We have seen through ODH-TEC
that the model is already available in our bucket, and that the existing connection already points to this bucket. So we are going to deploy TinyLlama
using the same connection as the Granite
model.
Deploying the Model
-
In the Dashboard, navigate to the "Models" tab.
-
Click on the
Deploy model
button to start the model deployment process. -
In the deployment form, fill in the following details:
-
Model deployment name:
TinyLlama
-
Serving runtime:
Custom - vLLM ServingRuntime-CPU
-
Number of model server replicas to deploy:
1
-
Model server size:
Medium
(IMPORTANT) -
Accelerator:
None
-
Model route: Checked (IMPORTANT)
-
Token authentication: Unchecked (IMPORTANT)
-
Source model location:
Existing connection
-
Connection:
models
-
Path:
TinyLlama/TinyLlama-1.1B-Chat-v1.0
-
Additional serving runtime arguments:
--served-model-name=tinyllama/tinyllama-1.1b-chat-v1.0
-
-
Then click on
Deploy
to start the deployment process. This will take a few minutes to complete. At any time, you can check the status of the deployment by opening the OpenShift console and navigating to thellm-hosting
project. You should see a new Pod calledtinyllama-predictor-…

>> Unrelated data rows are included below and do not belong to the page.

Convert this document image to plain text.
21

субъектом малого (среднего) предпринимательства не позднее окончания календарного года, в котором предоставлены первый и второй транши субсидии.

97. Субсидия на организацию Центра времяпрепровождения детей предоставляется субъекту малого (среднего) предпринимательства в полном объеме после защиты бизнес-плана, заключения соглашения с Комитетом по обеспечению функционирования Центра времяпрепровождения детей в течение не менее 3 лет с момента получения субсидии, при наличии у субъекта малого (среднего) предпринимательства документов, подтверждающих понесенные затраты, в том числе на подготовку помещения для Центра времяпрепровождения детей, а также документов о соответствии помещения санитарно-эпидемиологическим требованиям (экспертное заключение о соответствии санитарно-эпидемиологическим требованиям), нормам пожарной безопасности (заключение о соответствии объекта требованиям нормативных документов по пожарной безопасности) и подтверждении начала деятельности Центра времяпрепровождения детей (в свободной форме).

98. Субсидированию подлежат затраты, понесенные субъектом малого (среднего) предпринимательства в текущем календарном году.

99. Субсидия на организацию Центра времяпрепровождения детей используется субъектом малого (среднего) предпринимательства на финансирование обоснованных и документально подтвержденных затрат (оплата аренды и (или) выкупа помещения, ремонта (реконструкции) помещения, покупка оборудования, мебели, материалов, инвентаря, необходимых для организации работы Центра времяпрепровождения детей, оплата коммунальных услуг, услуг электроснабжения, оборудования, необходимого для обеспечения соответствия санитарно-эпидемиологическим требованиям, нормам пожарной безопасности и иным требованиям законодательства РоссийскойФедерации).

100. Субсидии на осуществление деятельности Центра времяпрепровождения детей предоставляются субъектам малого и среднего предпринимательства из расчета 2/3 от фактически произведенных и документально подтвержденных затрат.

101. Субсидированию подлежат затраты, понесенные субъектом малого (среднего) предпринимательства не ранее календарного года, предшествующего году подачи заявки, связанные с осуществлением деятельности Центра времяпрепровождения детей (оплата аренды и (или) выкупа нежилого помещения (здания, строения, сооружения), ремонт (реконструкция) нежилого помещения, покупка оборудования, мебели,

being deployed. Looking at its logs, you should see the model being loaded and the server starting. -
Once the deployment is complete, click on
Internal and external endpoint details
to see the different endpoints available for the model.
Testing the Model
Once the model is deployed, you can test it using the same method as before. You can use the same Model-Test
workbench we created earlier, or create a new one if you prefer.
-
Please go back to the OpenShift AI Dashboard.
-
In the
Model-Test
workbench, open a terminal.-
To test the internal endpoint, run the following command:
curl -k -X POST -H "Content-Type: application/json" -d '{"model":"tinyllama/tinyllama-1.1b-chat-v1.0" ,"prompt": "Hello, how are you?"}' https://tinyllama.llm-hosting.svc.cluster.local/v1/completions | jq
(the
-k
option is used to ignore the certificate, as the internal endpoint uses a self-signed certificate in the Istio mesh) -
To test the external endpoint, run the following command:
curl -X POST -H "Content-Type: application/json" -d '{"model":"tinyllama/tinyllama-1.1b-chat-v1.0" ,"prompt": "Hello, how are you?"}' https://tinyllama-llm-hosting.apps.cluster-guid.guid.sandbox.opentlc.com/v1/completions | jq
-
In both cases, the answer should take some more time than previously as we are running on a CPU (and you may need to try a few times to get something meaningful as the model has to be "warmed-up"), and look like this:
{
"id":"cmpl-061bbe3b71394ef98765f44e93c0df9b",
"object":"text_completion",
"created":1746042889,
"model":"tinyllama/tinyllama-1.1b-chat-v1.0",
"choices":[
{
"index":0,
"text":" I'm well. My name is David and I live in Tokyo. Rec",
"logprobs":null,
"finish_reason":"length",
"stop_reason":null,"prompt_logprobs":null
}
],
"usage":{
"prompt_tokens":6,
"total_tokens":22,
"completion_tokens":16
}
}
Congratulations, you have successfully deployed and tested a model on OpenShift AI! You can now use this model in your applications, or expose it through the 3Scale API Gateway to make it available to other users. This is what we will do in the next module.